I try to confirm, she’s talking about a womon here, in this little town. Yes Joana insists, her esposo has killed her. I think it was a couple of weeks ago, but I’m not sure.

Then she tells me there are violent boys, adolescent males, who are ‘malo’, bad. They are staying in the village. I cannot go out, especially at night, I must stay home and do I have a lock on my door?

This is a womon who sleeps in a hammock between tree trunks under palm leaves, brilliant stars, and the ocean breeze.

This is also a womon whose eyes have grown piercing together, and her checks, still sunk in, have a slight tremor all the way to her protruding chin.

I try to change the subject, to tell her I have a daughter and I can show her pictures but Joana is on a rave. She tells me men love to fight, to kill, to torture and I should be careful. How can I travel sola with so many bad men around?

I show her my muscle and try to send calm energy around her, as I place my hand on her quivering arm.

I tell her I will be right back and I run to my truck and get my photo album. When I return, Joana seems a little calmer. Or maybe it’s the maniacal smile touching her lips that softens her face.

She tells me my speaking Spanish is not very good and maybe I read Spanish better – probably because I want her to spell the words for me I don’t understand.

When she realizes I read Spanish, she beckons me to come with her. I pick up her chair and carry it across the road, following her to the third building at the far end of her property.

I see it is a bedroom with two lovely wooden bed frames, in the far dark corner, that are antiques and matching, standing high off the cement floor. Each bed has heavy duty mosquito netting bunched around it, leaving me to wonder if there’s a body in the bed.

She reaches inside the door, where a small matching dresser sits, loaded with papers. Even from peering around her shoulder, I can tell she is pulling out the jesus christ shit.

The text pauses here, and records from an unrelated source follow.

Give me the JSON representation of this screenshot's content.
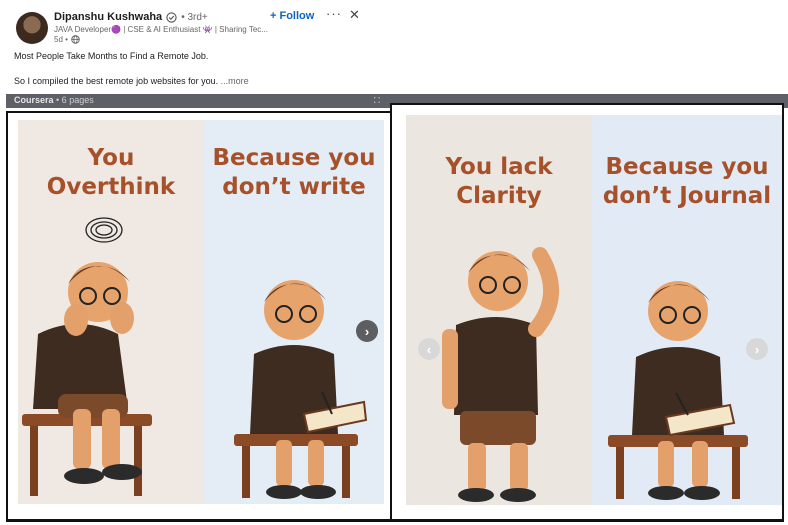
{
  "author": {
    "name": "Dipanshu Kushwaha",
    "degree": "• 3rd+",
    "headline": "JAVA Developer🟣 | CSE & AI Enthusiast 👾 | Sharing Tec...",
    "time": "5d •",
    "verified_icon": "verified-shield-icon",
    "visibility_icon": "globe-icon"
  },
  "actions": {
    "follow_label": "+ Follow",
    "more_label": "···",
    "close_label": "✕"
  },
  "post": {
    "line1": "Most People Take Months to Find a Remote Job.",
    "line2": "So I compiled the best remote job websites for you.",
    "see_more": "...more"
  },
  "document": {
    "source": "Coursera",
    "pages": "• 6 pages"
  },
  "slides": {
    "left": {
      "panel_a": [
        "You",
        "Overthink"
      ],
      "panel_b": [
        "Because you",
        "don’t write"
      ]
    },
    "right": {
      "panel_a": [
        "You lack",
        "Clarity"
      ],
      "panel_b": [
        "Because you",
        "don’t Journal"
      ]
    }
  },
  "nav": {
    "next_glyph": "›",
    "prev_glyph": "‹"
  },
  "colors": {
    "accent": "#0a66c2",
    "slide_text": "#a6512a",
    "doc_bar": "#5d6066"
  }
}
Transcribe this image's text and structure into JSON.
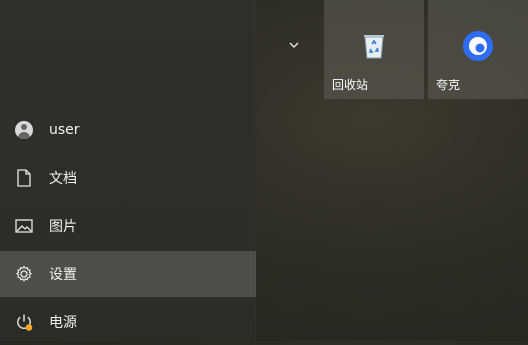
{
  "start_menu": {
    "menu": [
      {
        "label": "user",
        "icon": "user-avatar-icon"
      },
      {
        "label": "文档",
        "icon": "document-icon"
      },
      {
        "label": "图片",
        "icon": "picture-icon"
      },
      {
        "label": "设置",
        "icon": "gear-icon"
      },
      {
        "label": "电源",
        "icon": "power-icon"
      }
    ],
    "tiles": [
      {
        "label": "回收站",
        "icon": "recycle-bin-icon"
      },
      {
        "label": "夸克",
        "icon": "quark-browser-icon"
      }
    ]
  },
  "colors": {
    "panel": "#2f2f2c",
    "hover": "#5a5a56",
    "tile": "#5f5f58",
    "power_badge": "#f5a623",
    "quark_blue": "#2f6df6"
  }
}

I protest, telling her I have already told her I am jewish and a lesbian. She wants me to read her Spanish bible that has a laminated cover with that dead man on a dead stick in the middle and soft pastel colors of sheep, flowers and other imagines – I don’t want to study long.

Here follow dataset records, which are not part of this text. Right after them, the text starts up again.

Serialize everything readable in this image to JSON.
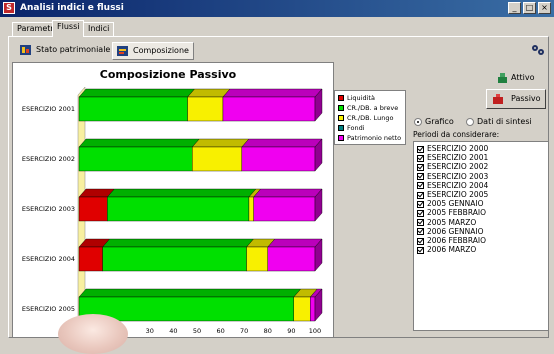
{
  "window": {
    "title": "Analisi indici e flussi"
  },
  "tabs": [
    {
      "label": "Parametri"
    },
    {
      "label": "Flussi"
    },
    {
      "label": "Indici"
    }
  ],
  "subtabs": [
    {
      "label": "Stato patrimoniale"
    },
    {
      "label": "Composizione"
    }
  ],
  "buttons": {
    "attivo": "Attivo",
    "passivo": "Passivo"
  },
  "radio": {
    "grafico": "Grafico",
    "dati": "Dati di sintesi"
  },
  "periods": {
    "label": "Periodi da considerare:",
    "items": [
      "ESERCIZIO 2000",
      "ESERCIZIO 2001",
      "ESERCIZIO 2002",
      "ESERCIZIO 2003",
      "ESERCIZIO 2004",
      "ESERCIZIO 2005",
      "2005 GENNAIO",
      "2005 FEBBRAIO",
      "2005 MARZO",
      "2006 GENNAIO",
      "2006 FEBBRAIO",
      "2006 MARZO"
    ]
  },
  "chart_data": {
    "type": "bar",
    "orientation": "horizontal",
    "stacked": true,
    "title": "Composizione Passivo",
    "categories": [
      "ESERCIZIO 2001",
      "ESERCIZIO 2002",
      "ESERCIZIO 2003",
      "ESERCIZIO 2004",
      "ESERCIZIO 2005"
    ],
    "series": [
      {
        "name": "Liquidità",
        "color": "#e00000",
        "values": [
          0,
          0,
          12,
          10,
          0
        ]
      },
      {
        "name": "CR./DB. a breve",
        "color": "#00e000",
        "values": [
          46,
          48,
          60,
          61,
          91
        ]
      },
      {
        "name": "CR./DB. Lungo",
        "color": "#f8f000",
        "values": [
          15,
          21,
          2,
          9,
          7
        ]
      },
      {
        "name": "Fondi",
        "color": "#008080",
        "values": [
          0,
          0,
          0,
          0,
          0
        ]
      },
      {
        "name": "Patrimonio netto",
        "color": "#f000f0",
        "values": [
          39,
          31,
          26,
          20,
          2
        ]
      }
    ],
    "xlim": [
      0,
      100
    ],
    "xticks": [
      "30",
      "40",
      "50",
      "60",
      "70",
      "80",
      "90",
      "100"
    ]
  },
  "colors": {
    "titlebar": "#0a246a",
    "face": "#d4d0c8"
  }
}
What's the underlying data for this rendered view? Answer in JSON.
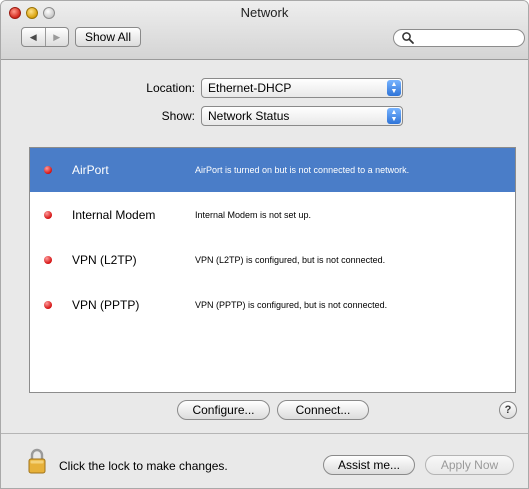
{
  "window": {
    "title": "Network"
  },
  "toolbar": {
    "back_glyph": "◀",
    "forward_glyph": "▶",
    "show_all_label": "Show All",
    "search_placeholder": ""
  },
  "location": {
    "label": "Location:",
    "value": "Ethernet-DHCP"
  },
  "show": {
    "label": "Show:",
    "value": "Network Status"
  },
  "services": [
    {
      "name": "AirPort",
      "status": "AirPort is turned on but is not connected to a network.",
      "selected": true,
      "indicator": "red"
    },
    {
      "name": "Internal Modem",
      "status": "Internal Modem is not set up.",
      "selected": false,
      "indicator": "red"
    },
    {
      "name": "VPN (L2TP)",
      "status": "VPN (L2TP) is configured, but is not connected.",
      "selected": false,
      "indicator": "red"
    },
    {
      "name": "VPN (PPTP)",
      "status": "VPN (PPTP) is configured, but is not connected.",
      "selected": false,
      "indicator": "red"
    }
  ],
  "actions": {
    "configure_label": "Configure...",
    "connect_label": "Connect...",
    "help_label": "?"
  },
  "footer": {
    "lock_text": "Click the lock to make changes.",
    "assist_label": "Assist me...",
    "apply_label": "Apply Now"
  },
  "colors": {
    "selection": "#4a7dc8",
    "indicator_red": "#d41111"
  },
  "icons": [
    "close-icon",
    "minimize-icon",
    "zoom-icon",
    "back-arrow-icon",
    "forward-arrow-icon",
    "search-icon",
    "status-dot-icon",
    "lock-icon",
    "help-icon"
  ]
}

I assure her I have read this book – in english – several times. She is doing the darting eyes and drawn in cheeks again. She finds other little books, mary and this virgin and that, and tries to pawn them off on me.

I look into her shrinking eyes and ask her, why do YOU believe in the god of the conquistadors. She is momentarily slowed, finally agrees but tells me that was a long time ago.

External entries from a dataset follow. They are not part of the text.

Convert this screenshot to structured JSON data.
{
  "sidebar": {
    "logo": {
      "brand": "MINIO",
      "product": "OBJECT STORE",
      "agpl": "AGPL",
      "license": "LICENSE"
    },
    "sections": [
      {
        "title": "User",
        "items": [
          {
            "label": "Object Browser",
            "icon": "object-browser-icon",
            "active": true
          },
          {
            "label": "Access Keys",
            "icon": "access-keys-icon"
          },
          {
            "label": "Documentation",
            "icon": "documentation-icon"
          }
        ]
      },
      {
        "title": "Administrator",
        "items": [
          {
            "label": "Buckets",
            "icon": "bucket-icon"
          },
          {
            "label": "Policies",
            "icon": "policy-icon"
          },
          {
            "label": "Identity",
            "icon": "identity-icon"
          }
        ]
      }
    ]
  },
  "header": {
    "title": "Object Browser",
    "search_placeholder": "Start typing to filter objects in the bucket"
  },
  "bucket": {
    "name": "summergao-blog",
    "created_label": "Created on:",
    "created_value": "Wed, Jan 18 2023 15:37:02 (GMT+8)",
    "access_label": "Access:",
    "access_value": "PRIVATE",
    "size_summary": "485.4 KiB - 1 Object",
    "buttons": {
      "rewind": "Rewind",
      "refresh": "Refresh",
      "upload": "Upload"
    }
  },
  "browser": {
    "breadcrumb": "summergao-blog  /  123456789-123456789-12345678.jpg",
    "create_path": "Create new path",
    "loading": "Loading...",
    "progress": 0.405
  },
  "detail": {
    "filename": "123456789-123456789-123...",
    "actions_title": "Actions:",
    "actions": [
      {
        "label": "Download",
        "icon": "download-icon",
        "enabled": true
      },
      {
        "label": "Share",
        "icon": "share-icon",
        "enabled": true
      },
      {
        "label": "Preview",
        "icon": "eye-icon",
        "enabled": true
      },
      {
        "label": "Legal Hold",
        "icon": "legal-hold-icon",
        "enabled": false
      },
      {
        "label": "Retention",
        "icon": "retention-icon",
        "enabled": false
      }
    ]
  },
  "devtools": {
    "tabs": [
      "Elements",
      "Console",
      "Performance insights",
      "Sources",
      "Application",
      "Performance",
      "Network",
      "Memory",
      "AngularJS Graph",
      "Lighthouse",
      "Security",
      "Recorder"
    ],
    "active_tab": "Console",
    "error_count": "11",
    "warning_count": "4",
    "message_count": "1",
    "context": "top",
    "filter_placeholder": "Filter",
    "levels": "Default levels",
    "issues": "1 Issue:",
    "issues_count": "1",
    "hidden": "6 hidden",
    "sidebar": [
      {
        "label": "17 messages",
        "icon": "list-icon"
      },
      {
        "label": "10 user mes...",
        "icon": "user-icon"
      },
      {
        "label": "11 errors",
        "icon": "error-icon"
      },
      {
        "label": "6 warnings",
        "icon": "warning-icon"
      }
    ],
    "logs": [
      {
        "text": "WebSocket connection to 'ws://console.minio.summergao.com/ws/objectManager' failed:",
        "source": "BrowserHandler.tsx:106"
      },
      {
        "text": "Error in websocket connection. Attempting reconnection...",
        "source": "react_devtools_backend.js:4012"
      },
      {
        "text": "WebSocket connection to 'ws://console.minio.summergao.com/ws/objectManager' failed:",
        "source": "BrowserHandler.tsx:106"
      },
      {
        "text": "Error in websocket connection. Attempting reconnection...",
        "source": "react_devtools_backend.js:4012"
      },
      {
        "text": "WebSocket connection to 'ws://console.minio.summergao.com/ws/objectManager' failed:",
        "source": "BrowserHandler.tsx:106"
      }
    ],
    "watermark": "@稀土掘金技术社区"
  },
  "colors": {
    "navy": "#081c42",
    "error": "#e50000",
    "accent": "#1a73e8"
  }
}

I agree, too long to be carrying around the burden of catholics.

Back in gear, she’s found yet another little pamphlet that is suspiciously jehovah witness m.o.’d.

She has already told me that she saw jesus over the sandy hill. She closes her eyes momentarily before they fly open to convince me that  s h e  s a w  j e s u s.

I think she tells me she was sleeping, she was a girl, and she saw jesus. Her face might have become beatific if her chin was quivering and her eyes weren’t shooting sparks of anger at the non-believer.

I try to ask her so what, she saw jesus, what did that mean, what did he do for her – obviously not heal her poor leg.

And more obvious, not allow her to live in her old age filled with fear. The frown across her brow is enough to stop me from attempting to discuss baby jesus with her.

I hope her terrors have not infected her son but I more hope they don’t infect me. I tell her I have to go, which I do, and that we will talk more later.